Having a small core team, Julie and Adam partnered with the Providence community to help facilitate the recommendations they received during implementation.

“Our web design team reviewed things at implementation when we were putting together what the skin was going to look like,” Julie said. “We had a marketing communications specialist review what Canvas instructional designers put together for our template.

Support From The Start

Anticipating some reluctance to change, it was important for Providence’s Canvas Help team to have a long runway to switch from one system to another, as well as substantial support for its users.

“We should definitely thank the administration for funding that long runway and committing to maintaining both platforms simultaneously because it gave our limited staff the breathing room to be able to make that transition over time, and not have to do a forklift upgrade,” Adam said.

With almost two years of runway, the team began migrating users in groups (i.e. early adopters, second adopters, etc.) and partnered with K16 Solutions to convert their courses.

“We initially did select handfuls of courses and then ultimately at the end, we migrated our entire last year of curricular Sakai content.
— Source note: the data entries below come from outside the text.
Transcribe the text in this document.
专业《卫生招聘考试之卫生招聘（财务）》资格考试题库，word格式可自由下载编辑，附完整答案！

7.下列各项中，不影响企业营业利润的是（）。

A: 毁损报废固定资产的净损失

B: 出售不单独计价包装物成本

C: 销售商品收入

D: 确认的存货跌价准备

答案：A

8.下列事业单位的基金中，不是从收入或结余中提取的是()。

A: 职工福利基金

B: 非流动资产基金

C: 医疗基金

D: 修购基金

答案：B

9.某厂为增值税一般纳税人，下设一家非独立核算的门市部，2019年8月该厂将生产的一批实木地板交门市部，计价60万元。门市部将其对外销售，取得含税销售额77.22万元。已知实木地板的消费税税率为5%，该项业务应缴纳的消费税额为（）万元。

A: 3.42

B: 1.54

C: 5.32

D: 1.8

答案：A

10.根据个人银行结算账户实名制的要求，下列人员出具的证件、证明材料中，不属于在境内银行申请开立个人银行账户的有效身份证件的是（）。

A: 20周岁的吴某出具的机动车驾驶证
And K16 Solutions was a wonderful partner to work with,” Adam said.

Providence also utilized Tier 1 Services (24/7 support via call, chat, or email) from the onset of the LMS migration and found

it to be a huge help. “Originally it was something we were only going to have for the initial year, but we’re recognizing that it’s really a great service for our faculty and students,” Julie said. “We’ve added it to the second year of our contract and we’re hoping internally that we’re able to add it for future years.”

The Canvas Help team would encourage faculty members to use Tier 1 Services for help with adoption, which also allowed the team to learn more on the backend. “We receive the transcript… so we have an idea of what’s being said to our faculty,” Julie said. “We can jump in if we need to. We can follow up if we need to or we can learn what we need to. That’s been a great piece for us.”
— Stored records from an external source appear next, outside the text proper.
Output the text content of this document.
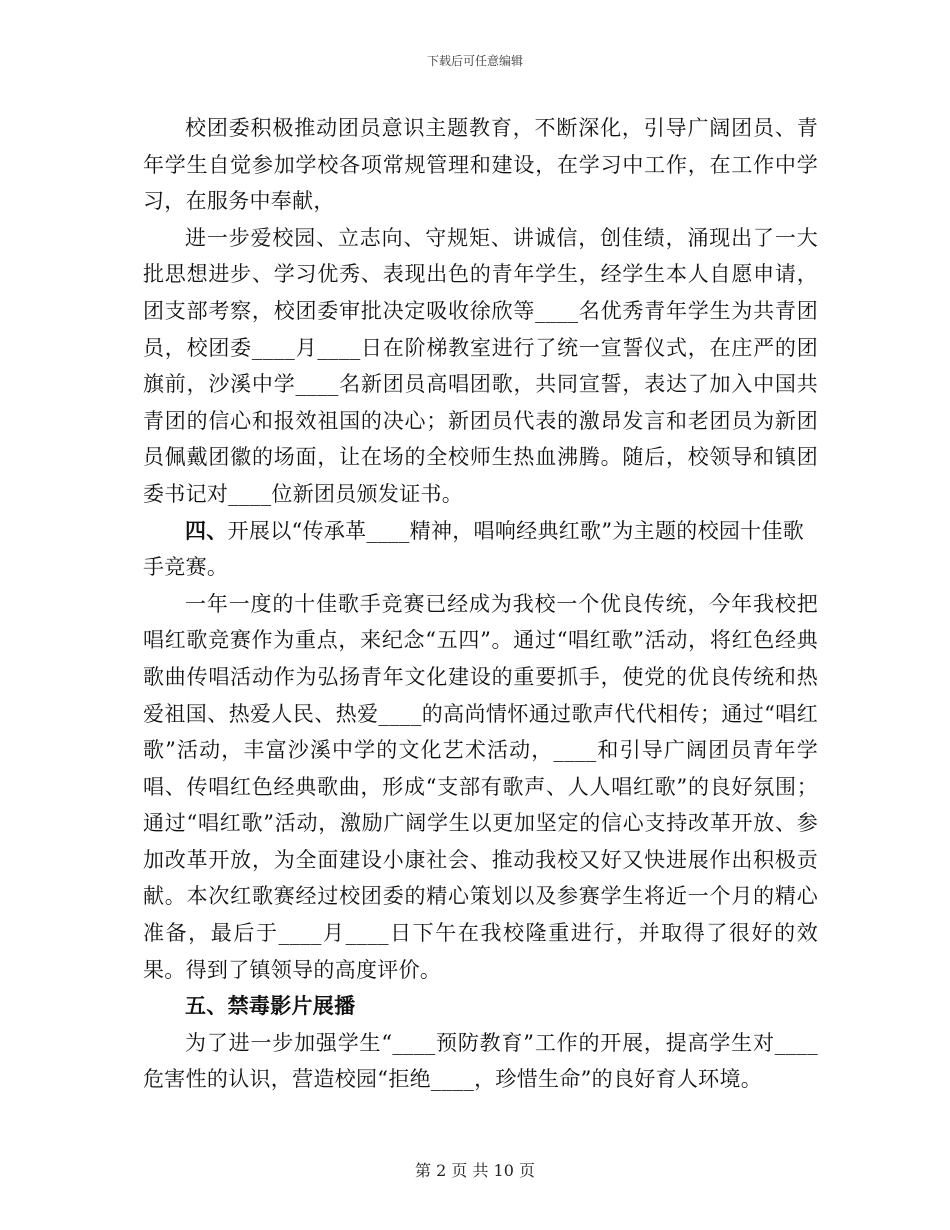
下载后可任意编辑

校团委积极推动团员意识主题教育，不断深化，引导广阔团员、青年学生自觉参加学校各项常规管理和建设，在学习中工作，在工作中学习，在服务中奉献，

进一步爱校园、立志向、守规矩、讲诚信，创佳绩，涌现出了一大批思想进步、学习优秀、表现出色的青年学生，经学生本人自愿申请，团支部考察，校团委审批决定吸收徐欣等____名优秀青年学生为共青团员，校团委____月____日在阶梯教室进行了统一宣誓仪式，在庄严的团旗前，沙溪中学____名新团员高唱团歌，共同宣誓，表达了加入中国共青团的信心和报效祖国的决心；新团员代表的激昂发言和老团员为新团员佩戴团徽的场面，让在场的全校师生热血沸腾。随后，校领导和镇团委书记对____位新团员颁发证书。

四、开展以“传承革____精神，唱响经典红歌”为主题的校园十佳歌手竞赛。

一年一度的十佳歌手竞赛已经成为我校一个优良传统，今年我校把唱红歌竞赛作为重点，来纪念“五四”。通过“唱红歌”活动，将红色经典歌曲传唱活动作为弘扬青年文化建设的重要抓手，使党的优良传统和热爱祖国、热爱人民、热爱____的高尚情怀通过歌声代代相传；通过“唱红歌”活动，丰富沙溪中学的文化艺术活动，____和引导广阔团员青年学唱、传唱红色经典歌曲，形成“支部有歌声、人人唱红歌”的良好氛围；通过“唱红歌”活动，激励广阔学生以更加坚定的信心支持改革开放、参加改革开放，为全面建设小康社会、推动我校又好又快进展作出积极贡献。本次红歌赛经过校团委的精心策划以及参赛学生将近一个月的精心准备，最后于____月____日下午在我校隆重进行，并取得了很好的效果。得到了镇领导的高度评价。

五、禁毒影片展播

为了进一步加强学生“____预防教育”工作的开展，提高学生对____危害性的认识，营造校园“拒绝____，珍惜生命”的良好育人环境。

第 2 页 共 10 页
Providence contracted for virtual training as well, but decided to provide faculty with in-person training as the first year with Canvas progressed. “We requested additional funding for onsite training a couple of times over the year, and that was excellent,” she said. “It helped our faculty to be able to have one of the learning specialists come in, someone that knew Canvas very well, to answer questions while we aided in that process. We hope to do more on-site visits from Canvas’ Principal Learning Specialists in the future.”

Alongside services, the Canvas Help team at Providence focused on managing user expectations. “Sometimes it was managing faculty expectations, [with us saying] ‘We haven’t figured out that piece yet. Come back and see us in a month,’” Julie said. “It’s not a switch you can turn on and off. It’s a full process and we had to recognize it took years to develop the existing LMS we were switching from. Some of the workflows had to be rethought.”

Providence College utilized multiple Canvas LMS Services. In addition to Tier 1 Services (24/7 support), the college leveraged consulting hours, instructional design time, virtual and on-site training, and help with strategic planning.

The Results

By doing a staged migration, users adopted Canvas when they were ready, and questions or concerns were spread out over time. Almost all feedback was positive.

“The people who wanted Canvas or who used it at other institutions kind of breathed a sigh of relief,” Julie said. And for new, incoming faculty, the team feels there is far less uptraining to teach at Providence College.

“We’ve gotten very positive feedback from the new faculty,” Adam said. “At new faculty orientation, we asked how many people had used Canvas, and almost every hand went up.”

Overall, the Canvas Help team believes the migration went well. In Fall 2023, courses were only available in the Canvas LMS.